I was in the Prague Centre for Contemporary Arts and trapped on certain floors due to a bizarre ticketing method. I found myself confronted on all sides by beautiful brutalist models of Soviet architecture from the 1960s and was reminded, of all things, of the start of The Likely Lads; the old pub being demolished to make way for high-rise flats. The urbanism of the 1960s failed in this country, but why? Failure of upkeep? Building the high-rises while neglecting the other parts of Le Corbusier's vision which made Unité d'Habitation a success where others failed? Or are we just bad at doing things?

"I looked the man in the eye. I was able to get a sense of his soul"

Or perhaps he just saw Georgia burning. An awkward moment in Beijing today, I imagine.

"Turn on the real drums"

Online dating sites are just odd. Though my faith in the country is heartened by people that are even more left-wing than I am. Watts Breakaway on iTunes, which is probably a sign that I should stop typing and return to Nixonland.
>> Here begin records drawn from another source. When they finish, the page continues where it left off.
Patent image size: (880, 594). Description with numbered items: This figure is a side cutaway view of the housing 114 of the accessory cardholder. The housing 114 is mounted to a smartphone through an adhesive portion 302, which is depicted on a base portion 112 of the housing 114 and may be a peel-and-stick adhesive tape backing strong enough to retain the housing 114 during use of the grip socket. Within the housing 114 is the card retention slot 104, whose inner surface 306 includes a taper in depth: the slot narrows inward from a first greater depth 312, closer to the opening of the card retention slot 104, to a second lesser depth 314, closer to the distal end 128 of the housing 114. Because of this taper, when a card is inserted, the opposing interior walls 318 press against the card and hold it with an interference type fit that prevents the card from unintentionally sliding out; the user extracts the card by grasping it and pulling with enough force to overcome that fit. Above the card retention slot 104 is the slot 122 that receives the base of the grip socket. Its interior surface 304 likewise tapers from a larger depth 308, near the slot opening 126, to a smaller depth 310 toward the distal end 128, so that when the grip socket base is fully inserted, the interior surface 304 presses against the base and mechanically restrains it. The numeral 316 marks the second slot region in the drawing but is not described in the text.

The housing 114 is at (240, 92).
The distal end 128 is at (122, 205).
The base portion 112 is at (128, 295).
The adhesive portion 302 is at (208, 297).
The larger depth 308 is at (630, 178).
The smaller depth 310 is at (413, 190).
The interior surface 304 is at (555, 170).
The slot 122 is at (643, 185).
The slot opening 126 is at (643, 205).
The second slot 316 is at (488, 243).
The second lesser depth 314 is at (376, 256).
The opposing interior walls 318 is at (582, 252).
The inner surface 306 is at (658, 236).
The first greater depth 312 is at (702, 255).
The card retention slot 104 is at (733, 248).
We all knew there was something about John Edwards, didn't we?

Edwards had told Kerry he was going to share a story with him that he'd never told anyone else—that after his son Wade had been killed, he climbed onto the slab at the funeral home, laid there and hugged his body, and promised that he'd do all he could to make life better for people, to live up to Wade's ideals of service. Kerry was stunned, not moved, because, as he told me later, Edwards had recounted the same exact story to him, almost in the exact same words, a year or two before—and with the same preface, that he'd never shared the memory with anyone else. Kerry said he found it chilling, and he decided he couldn't pick Edwards unless he met with him again.